Nie przeżył ataku, który miał miejsce w sali konferencyjnej dzisiejszego poranka. Walczyliśmy z raną postrzałową przez kilka godzin, niestety obrażenia były zbyt ciężkie, by dało się mu pomóc. Widząc, że odszedł, cztery z jego żon popełniły samobójstwo. Zostało nas sześć. Próbujemy wykazać siłę dla was i dla siebie nawzajem w tym ciężkim momencie. Próbujemy walczyć z bólem rozrywającym nas od środka.
Opuściła wzrok, przez chwilę patrząc w dół. Po kilku sekundach zastanowienia uniosła go z powrotem w obiektyw kamery.
Będziemy robić, co jesteśmy w stanie, by Trouge było tą samą przystanią, którą było do tej pory. Będziemy dla was tym samym, czym był dla was Sven, choć dorośnięcie do tego, co sobą reprezentował, leży daleko poza naszym zasięgiem. Chcemy tylko, żebyście wiedzieli, dlaczego na następną godzinę na Trouge zapadnie cisza i półmrok. To godzina żałoby dla wspaniałego człowieka, którego po tylu latach straciliśmy. On tę stację stworzył, sprawił, że jest taka, jaka jest i zasługuje na to, by oddać mu szacunek, który mu się należy.

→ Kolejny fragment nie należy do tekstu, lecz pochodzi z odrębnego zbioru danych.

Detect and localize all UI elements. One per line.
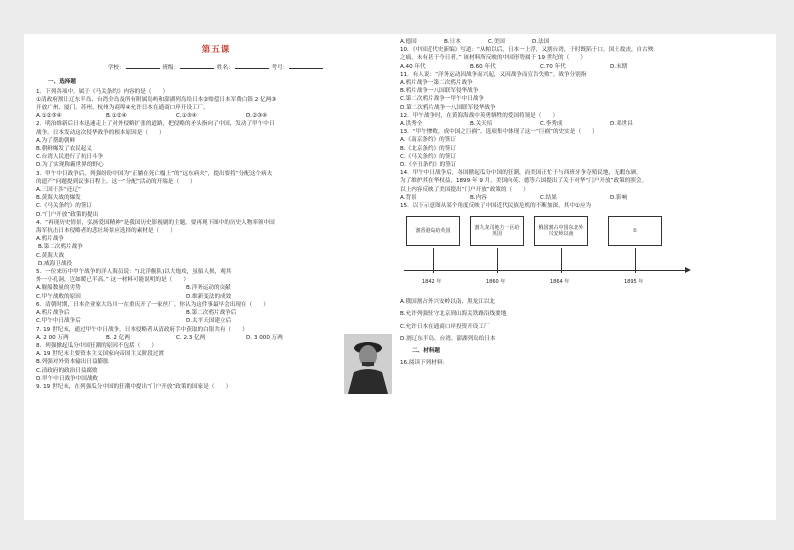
option[interactable]: C.结果	[540, 194, 557, 201]
option[interactable]: A.舰船数量的劣势	[36, 285, 81, 292]
timeline-axis	[404, 270, 688, 271]
option[interactable]: D. 3 000 万两	[246, 334, 283, 341]
option[interactable]: D.太平天国建立后	[186, 318, 232, 325]
option[interactable]: B.鸦片战争一八国联军侵华战争	[400, 88, 479, 95]
option[interactable]: A.德国	[400, 39, 417, 45]
option[interactable]: B. 2 亿两	[106, 334, 130, 341]
option[interactable]: C.70 年代	[540, 63, 566, 70]
option[interactable]: A. 2 00 万两	[36, 334, 69, 341]
option[interactable]: D.法国	[532, 39, 550, 45]
question-9: 9. 19 世纪末，在列强瓜分中国的狂潮中提出“门户开放”政策的国家是（ ）	[36, 383, 232, 390]
option[interactable]: C.清政府的政治日益腐败	[36, 367, 98, 374]
connector-line	[497, 248, 498, 268]
option[interactable]: B.①②④	[106, 113, 127, 120]
name-label: 姓名：	[216, 65, 234, 72]
option[interactable]: B.允许列强驻守北京到山海关铁路沿线要地	[400, 311, 507, 318]
options	[36, 293, 396, 301]
option[interactable]: C.第二次鸦片战争一甲午中日战争	[400, 96, 484, 103]
question-10: 10．《中国近代史新编》写道：“从帕以后，日本一上浮，又割台湾，于时既陷于口，国土故丧，自古殃 之痛，未有甚于今日者。” 该材料所反映的中国形势属于 19 世纪的（ ） A.40 年代 B.60 年代 C.70 年代 D.末期	[400, 46, 770, 71]
option[interactable]: B.60 年代	[470, 63, 496, 70]
question-13: 13．“甲午惨败，成中国之巨祸”。选项集中体现了这一“巨祸”的史实是（ ） A.《南京条约》的签订 B.《北京条约》的签订 C.《马关条约》的签订 D.《辛丑条约》的签订	[400, 128, 770, 169]
connector-line	[635, 248, 636, 268]
option[interactable]: C.美国	[488, 39, 505, 45]
option[interactable]: A.鸦片战争一第二次鸦片战争	[400, 80, 473, 87]
option[interactable]: A.俄国割占外兴安岭以南、黑龙江以北	[400, 299, 496, 306]
timeline-event-box: 割九龙司地方一区给英国	[470, 216, 524, 246]
option[interactable]: A.鸦片战争后	[36, 310, 70, 317]
option[interactable]: A.三国干涉“还辽”	[36, 187, 81, 194]
question-4: 4．“再现历史情景，弘扬爱国精神”是我国历史影视剧的主题。要再现下图中的历史人物率领中国 海军抗击日本侵略者的悲壮场景应选择的素材是（ ） A.鸦片战争 B.第二次鸦片战争 C.黄海大战 D.威海卫战役	[36, 219, 396, 268]
question-6: 6．清朝时期，日本企业家大岛川一在重庆开了一家丝厂。你认为这件事最早会出现在（ ） A.鸦片战争后 B.第二次鸦片战争后 C.甲午中日战争后 D.太平天国建立后	[36, 301, 396, 326]
historical-portrait-image	[344, 334, 392, 394]
timeline-tick	[635, 267, 636, 273]
class-label: 班级：	[162, 65, 180, 72]
option[interactable]: D.维新变法的成效	[186, 293, 232, 300]
timeline-event-box: ①	[608, 216, 662, 246]
section-heading: 一、选择题	[48, 79, 76, 86]
option[interactable]: D.为了实现称霸世界的野心	[36, 162, 104, 169]
timeline-year: 1895 年	[624, 279, 644, 286]
question-15: 15．以下示意图从某个角度反映了中国近代民族危机的不断加深，其中①应为 割香港岛给英国 割九龙司地方一区给英国 俄国割占中国东北外兴安岭以南 ① 1842 年 1860 年 1864 年 1895 年 A.俄国割占外兴安岭以南、黑龙江以北 B.允许列强驻守北京到山海关铁路沿线要地 C.允许日本在通商口岸投资开设工厂 D.割辽东半岛、台湾、澎湖列岛给日本	[400, 202, 770, 343]
option[interactable]: C.台湾人民进行了抗日斗争	[36, 154, 104, 161]
option[interactable]: C.《马关条约》的签订	[400, 153, 457, 160]
connector-line	[561, 248, 562, 268]
option[interactable]: D.威海卫战役	[38, 260, 73, 267]
question-12: 12．甲午战争时，在黄海海战中英勇牺牲的爱国将领是（ ） A.洪秀全 B.关天培 C.李秀成 D.邓世昌	[400, 112, 770, 128]
option[interactable]: B.第二次鸦片战争后	[186, 310, 237, 317]
option[interactable]: D.割辽东半岛、台湾、澎湖列岛给日本	[400, 335, 496, 342]
section-heading: 二、材料题	[412, 348, 440, 355]
options	[36, 112, 396, 120]
options	[36, 317, 396, 325]
left-column	[36, 34, 396, 391]
options	[400, 120, 770, 128]
option[interactable]: A.①②③④	[36, 113, 62, 120]
question-16: 16.阅读下列材料：	[400, 360, 449, 367]
option[interactable]: D.影响	[610, 194, 628, 201]
timeline-tick	[433, 267, 434, 273]
timeline-year: 1864 年	[550, 279, 570, 286]
arrow-right-icon	[685, 267, 691, 273]
question-1: 1．下列各项中，属于《马关条约》内容的是（ ） ①清政府割让辽东半岛、台湾全岛及所有附属岛屿和澎湖列岛给日本②赔偿日本军费白银 2 亿两③ 开放广州、厦门、苏州、杭州为商埠④允许日本在通商口岸开设工厂。 A.①②③④ B.①②④ C.①③④ D.②③④	[36, 88, 396, 121]
option[interactable]: B.黄海大战的爆发	[36, 195, 81, 202]
option[interactable]: D.②③④	[246, 113, 268, 120]
timeline-diagram	[400, 212, 770, 296]
student-info	[36, 62, 396, 72]
option[interactable]: B.关天培	[470, 121, 493, 128]
timeline-year: 1842 年	[422, 279, 442, 286]
timeline-tick	[497, 267, 498, 273]
option[interactable]: A. 19 世纪末主要资本主义国家向帝国主义阶段过渡	[36, 351, 165, 358]
page-title: 第五课	[201, 45, 231, 55]
right-column	[400, 34, 770, 367]
question-8: 8．列强掀起瓜分中国狂潮的原因不包括（ ） A. 19 世纪末主要资本主义国家向帝国主义阶段过渡 B.列强对外资本输出日益膨胀 C.清政府的政治日益腐败 D.甲午中日战争中国战败	[36, 342, 396, 383]
option[interactable]: A.鸦片战争	[36, 236, 64, 243]
option[interactable]: C.黄海大战	[36, 252, 65, 259]
question-3: 3．甲午中日战争后，列强纷纷中国为“正躺在死亡榻上”的“远东病夫”，提出要将“分配这个病夫 的遗产”问题提到议事日程上。这一“分配”活动的开端是（ ） A.三国干涉“还辽” B.黄海大战的爆发 C.《马关条约》的签订 D.“门户开放”政策的提出	[36, 170, 396, 219]
connector-line	[433, 248, 434, 268]
options	[36, 284, 396, 292]
option[interactable]: A.洪秀全	[400, 121, 423, 128]
timeline-tick	[561, 267, 562, 273]
options	[36, 309, 396, 317]
option[interactable]: D.甲午中日战争中国战败	[36, 375, 99, 382]
timeline-event-box: 割香港岛给英国	[406, 216, 460, 246]
options	[400, 63, 770, 71]
question-7: 7. 19 世纪末，通过甲午中日战争，日本侵略者从清政府手中获取的白银共有（ ） A. 2 00 万两 B. 2 亿两 C. 2.3 亿两 D. 3 000 万两	[36, 326, 396, 342]
options	[400, 194, 770, 202]
option[interactable]: B.洋务运动的贡献	[186, 285, 231, 292]
option[interactable]: B.列强对外资本输出日益膨胀	[36, 359, 109, 366]
q9-options	[400, 38, 770, 46]
question-14: 14．甲午中日战争后，各国掀起瓜分中国的狂潮，而美国正忙于与西班牙争夺殖民地，无暇东顾。 为了维护其在华权益，1899 年 9 月，美国向英、德等六国提出了关于对华“门户开放”政策的照会。 以上内容反映了美国提出“门户开放”政策的（ ） A.背景 B.内容 C.结果 D.影响	[400, 169, 770, 202]
option[interactable]: C.《马关条约》的签订	[36, 203, 93, 210]
question-2: 2．明治维新后日本迅速走上了对外侵略扩张的道路，把侵略的矛头指向了中国，发动了甲午中日 战争。日本发动这次侵华战争的根本原因是（ ） A.为了帮助朝鲜 B.朝鲜爆发了农民起义 C.台湾人民进行了抗日斗争 D.为了实现称霸世界的野心	[36, 120, 396, 169]
option[interactable]: B.内容	[470, 194, 487, 201]
option[interactable]: D.邓世昌	[610, 121, 633, 128]
option[interactable]: A.40 年代	[400, 63, 426, 70]
option[interactable]: C.甲午中日战争后	[36, 318, 81, 325]
option[interactable]: D.末期	[610, 63, 628, 70]
option[interactable]: C. 2.3 亿两	[176, 334, 206, 341]
option[interactable]: B.第二次鸦片战争	[38, 244, 83, 251]
option[interactable]: B.日本	[444, 39, 461, 45]
option[interactable]: A.背景	[400, 194, 417, 201]
class-blank[interactable]	[180, 62, 214, 69]
option[interactable]: A.为了帮助朝鲜	[36, 137, 76, 144]
timeline-year: 1860 年	[486, 279, 506, 286]
question-5: 5．一位来历中甲午战争的洋人海员说：“(北洋舰队)以大炮攻，虽船人损，观其 外一小孔洞，岂如暖已半高。” 这一材料可能说明的是（ ） A.舰船数量的劣势 B.洋务运动的贡献 C.甲午战败的原因 D.维新变法的成效	[36, 268, 396, 301]
option[interactable]: C.李秀成	[540, 121, 563, 128]
exam-no-label: 考号：	[271, 65, 289, 72]
option[interactable]: B.朝鲜爆发了农民起义	[36, 146, 92, 153]
option[interactable]: A.《南京条约》的签订	[400, 137, 456, 144]
exam-page	[24, 34, 776, 520]
option[interactable]: D.《辛丑条约》的签订	[400, 162, 457, 169]
option[interactable]: C.允许日本在通商口岸投资开设工厂	[400, 323, 490, 330]
name-blank[interactable]	[235, 62, 269, 69]
timeline-event-box: 俄国割占中国东北外兴安岭以南	[534, 216, 588, 246]
option[interactable]: C.①③④	[176, 113, 197, 120]
question-11: 11．有人说：“洋务运动因战争而兴起，又因战争而宣告失败”。战争分别指 A.鸦片战争一第二次鸦片战争 B.鸦片战争一八国联军侵华战争 C.第二次鸦片战争一甲午中日战争 D.第二次鸦片战争一八国联军侵华战争	[400, 71, 770, 112]
portrait-figure-icon	[344, 334, 392, 394]
exam-no-blank[interactable]	[289, 62, 323, 69]
option[interactable]: D.第二次鸦片战争一八国联军侵华战争	[400, 104, 496, 111]
options	[36, 334, 396, 342]
option[interactable]: C.甲午战败的原因	[36, 293, 81, 300]
school-label: 学校：	[107, 65, 125, 72]
option[interactable]: D.“门户开放”政策的提出	[36, 211, 99, 218]
option[interactable]: B.《北京条约》的签订	[400, 145, 456, 152]
school-blank[interactable]	[126, 62, 160, 69]
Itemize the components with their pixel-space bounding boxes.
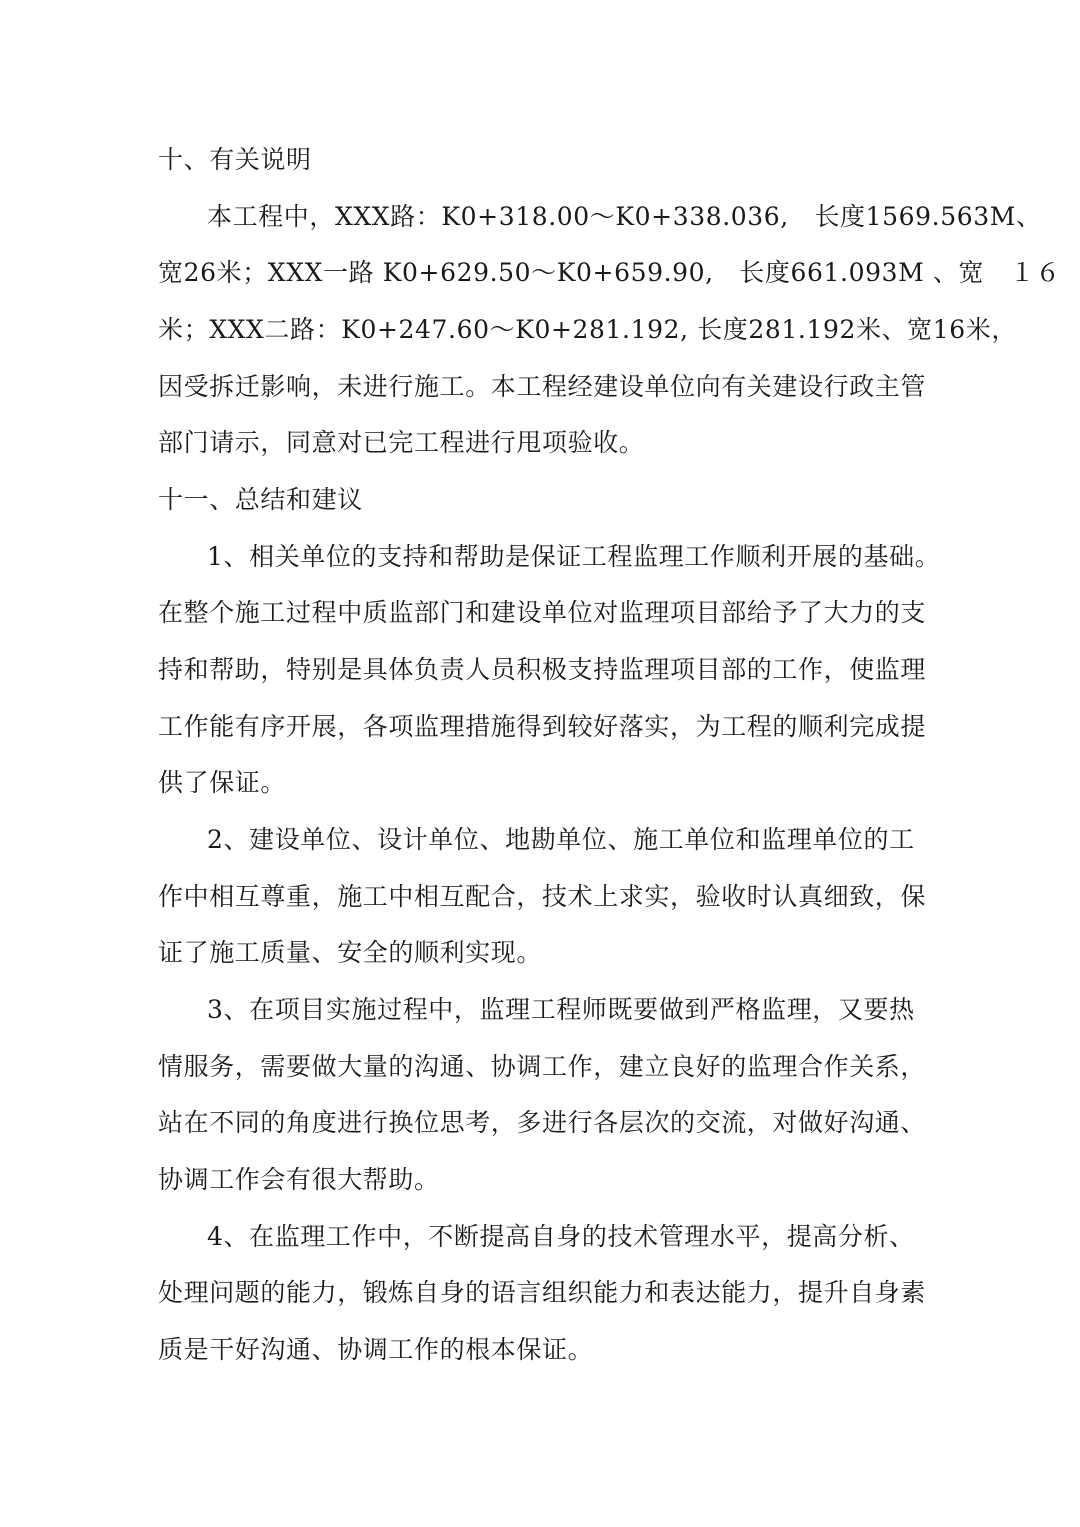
paragraph-line: 2、建设单位、设计单位、地勘单位、施工单位和监理单位的工 [207,825,915,854]
section-heading-11: 十一、总结和建议 [158,485,363,514]
paragraph-line: 作中相互尊重，施工中相互配合，技术上求实，验收时认真细致，保 [158,882,927,911]
paragraph-line: 站在不同的角度进行换位思考，多进行各层次的交流，对做好沟通、 [158,1108,927,1137]
paragraph-line: 本工程中，XXX路：K0+318.00～K0+338.036, 长度1569.563M、 [207,202,1042,231]
paragraph-line: 处理问题的能力，锻炼自身的语言组织能力和表达能力，提升自身素 [158,1278,927,1307]
paragraph-line: 因受拆迁影响，未进行施工。本工程经建设单位向有关建设行政主管 [158,372,927,401]
paragraph-line: 协调工作会有很大帮助。 [158,1165,440,1194]
paragraph-line: 部门请示，同意对已完工程进行甩项验收。 [158,428,645,457]
paragraph-line: 4、在监理工作中，不断提高自身的技术管理水平，提高分析、 [207,1222,915,1251]
paragraph-line: 证了施工质量、安全的顺利实现。 [158,938,543,967]
paragraph-line: 米；XXX二路：K0+247.60～K0+281.192, 长度281.192米、宽16米， [158,315,1017,344]
section-heading-10: 十、有关说明 [158,145,312,174]
paragraph-line: 情服务，需要做大量的沟通、协调工作，建立良好的监理合作关系， [158,1052,927,1081]
paragraph-line: 持和帮助，特别是具体负责人员积极支持监理项目部的工作，使监理 [158,655,927,684]
paragraph-line: 3、在项目实施过程中，监理工程师既要做到严格监理，又要热 [207,995,915,1024]
paragraph-line: 1、相关单位的支持和帮助是保证工程监理工作顺利开展的基础。 [207,542,941,571]
paragraph-line: 供了保证。 [158,768,287,797]
paragraph-line: 在整个施工过程中质监部门和建设单位对监理项目部给予了大力的支 [158,598,927,627]
paragraph-line: 质是干好沟通、协调工作的根本保证。 [158,1335,594,1364]
paragraph-line: 宽26米；XXX一路 K0+629.50～K0+659.90, 长度661.093M 、宽 １６ [158,258,1061,287]
paragraph-line: 工作能有序开展，各项监理措施得到较好落实，为工程的顺利完成提 [158,712,927,741]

Nagranie się skończyło, ekran zgasł. Przynajmniej w ten sposób Hawkins miała jakiś obraz tego, co ostatecznie wydarzyło się na stacji. Cała wina spadła na nią, ale nie zamierzała się tam więcej pojawić, a i Anwyn mogła wybrać gorsze wyjaśnienie. Co zrobiła z ochroną, która widziała, że nie do końca była to prawdziwa wersja zdarzeń - tego już nie mieli się dowiedzieć, chyba że postanowią wrócić.
Kwatera, w której mieszkał Mouse, nie była zablokowana. Chłopak leżał na swoim łóżku, z dłońmi wyprostowanymi wzdłuż ciała. Na nieobecnej twarzy wciąż błądził mu ten lekki uśmiech, z którym umarł. Nawet teraz, gdy przenieśli go z Trouge i Vinnet zamknęła mu oczy. A może tylko się jej tak wydawało. Obok chłopaka, na krześle, siedział Voodoo. Na dźwięk otwierających się drzwi poderwał zwieszoną głowę, ale z jego poparzonej twarzy trudno było wyczytać emocje.
-
I tak miałem wychodzić - mruknął i powoli podniósł się, spoglądając na Mouse'a jeszcze jeden raz.